30 km depois, esfomeado, fiz a minha entrada triunfante na cidade de Acaponeta. E o primeiro restaurante que vi, entrei, esperando ansioso que a dona me servisse. Tirei a barriga de misérias com um jantar/pequeno almoço avantajado. comecei com uns ovos mexidos com chouriço picado e chilles e um cesto de tortilhas e um café. Seguido de um bisteck a la rancheira (uma espécie de guisado de carne) e mais um cesto de tortilhas. muitos pratos mexicanos, especialmente nos restaurantes de rua, são servidos apenas com uma colher e acompanhados por um cesto de tortilhas. Com a tortilha na palma da mão, usando a colher, põe-se um pouco de tudo, cerrando primeiro a metade, depois com o dedo indicador, numa das pontas, deixando escorrer o molho primeiro, e volta-se a dobrar mais uma vez. o resultado è uma refeição de consecutivas sandes de tortilha, que requer certa pratica e tempo de aperfeiçoamento. Essa manha não havia tempo! Comi o bisteck à colherada e com a outra mão ia molhando as tortilhas no molho. Pedi mais um cesto de tortillas e pouco depois mais um bisteck e outro café, acompanhado por um "pay queso" (torta de queijo).
A baguete, para desapontamento dos franceses, não è o pão mais comido no mundo. De facto è a tortilha, cujo nome vai mudando com o girar do globo, chapati na índia, pita no médio oriente, etc, etc. Na sociedade mexicana a tortilha tem tanta importância que chega a ser objecto de campanha política. De momento Filipe calderon esta em apuros com a promessa de manter o preço da tortilha abaixo dos 8.5 pesos o kilo.(€0.60/kg)

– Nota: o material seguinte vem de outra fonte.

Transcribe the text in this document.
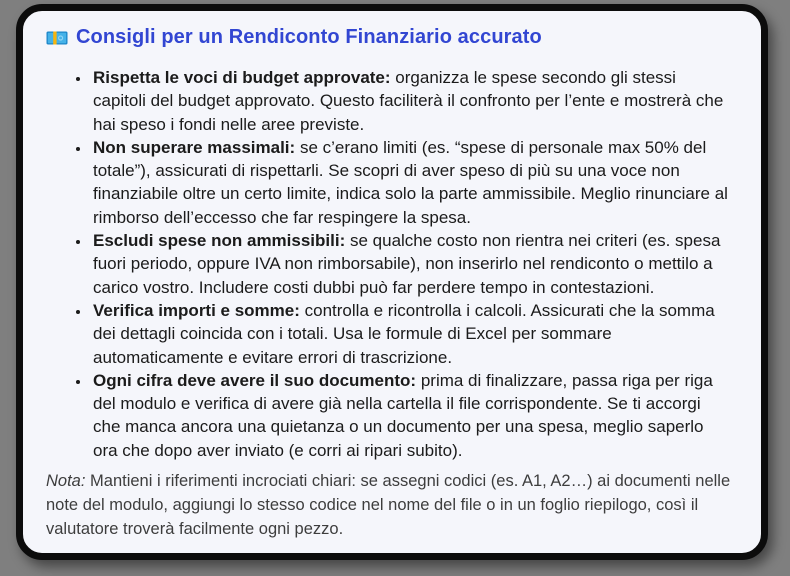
Consigli per un Rendiconto Finanziario accurato
• Rispetta le voci di budget approvate: organizza le spese secondo gli stessi capitoli del budget approvato. Questo faciliterà il confronto per l’ente e mostrerà che hai speso i fondi nelle aree previste.
• Non superare massimali: se c’erano limiti (es. “spese di personale max 50% del totale”), assicurati di rispettarli. Se scopri di aver speso di più su una voce non finanziabile oltre un certo limite, indica solo la parte ammissibile. Meglio rinunciare al rimborso dell’eccesso che far respingere la spesa.
• Escludi spese non ammissibili: se qualche costo non rientra nei criteri (es. spesa fuori periodo, oppure IVA non rimborsabile), non inserirlo nel rendiconto o mettilo a carico vostro. Includere costi dubbi può far perdere tempo in contestazioni.
• Verifica importi e somme: controlla e ricontrolla i calcoli. Assicurati che la somma dei dettagli coincida con i totali. Usa le formule di Excel per sommare automaticamente e evitare errori di trascrizione.
• Ogni cifra deve avere il suo documento: prima di finalizzare, passa riga per riga del modulo e verifica di avere già nella cartella il file corrispondente. Se ti accorgi che manca ancora una quietanza o un documento per una spesa, meglio saperlo ora che dopo aver inviato (e corri ai ripari subito).

Nota: Mantieni i riferimenti incrociati chiari: se assegni codici (es. A1, A2…) ai documenti nelle note del modulo, aggiungi lo stesso codice nel nome del file o in un foglio riepilogo, così il valutatore troverà facilmente ogni pezzo.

Depois de muitas voltas pela cidade, encontrei uma oficina que garantiu-me Juarez, o dono, era a única oficina nas redondezas que soldava alumínio. Bueno, faz o que puderes, disse-lhe, mostrando as varias partes do suporte partido e explicando como era a forma original. 7 horas depois mostrou-me a reconstrução, que de facto parecia ser mais forte do que a anterior. Passei a noite na cidade e no dia seguinte voltei à "minha" auto-estrada, para pedalar mais 80 km em paz. Ate que um grupo de trabalhadores me mandou parar. um deles disse: no hay paso! um outro jovem aproxima-se e pergunta se eu sou o ciclista que vem do ártico. A ultima vez que tinha dito a alguem o local de origem desta viagem foi em Mazatlan, a 250 km atrás. As noticias espalham-se como fogo selvagem.
Fiz no total 130 km na "minha" auto-estrada privada.
De regresso a EN200 (ou pan americana), conhecida apenas por "la federal",a realidade foi outra.

A EN200 è a única estrada que bordeia o pacifico, e o trafico varia entre, perigosamente intenso,atè quase inexistente, como è o caso do troço de 250 km no lindíssimo estado de Michoacan, onde a EN200 mais parece uma estrada rural, sem trafico e cheia de buracos... Nesta segunda etapa no México, nos 1500 km que separam Mazatlan de Acapulco, a "carretera costera" levou-me pelos extremos da "cultura de praia", desde mega-resorts, onde os hospedes pagam atè 1000 euros por noite e transitam entre o aeroporto e o hotel em helicóptero, a zonas de turismo mais convencional, e a pequenas praias de surfistas ou a praias com ambiente de viajantes "hippies" ao bom estilo de goa, kopangan ou dahab.
Por entre praias de mega resorts e gettos de surfistas, existem aldeias Mexicanas cujo estilo de vida se enquadra com o clima quente e hùmido da costa do pacifico. A siesta ainda è respeitada pela maioria, e atè das casas mais pobres, o som ensurdecedor da "musica ranchera" preenche o ar com uma alegria quase nostálgica. Sendo uma zona tropical hùmida, os encontros com a fauna local são inevitáveis.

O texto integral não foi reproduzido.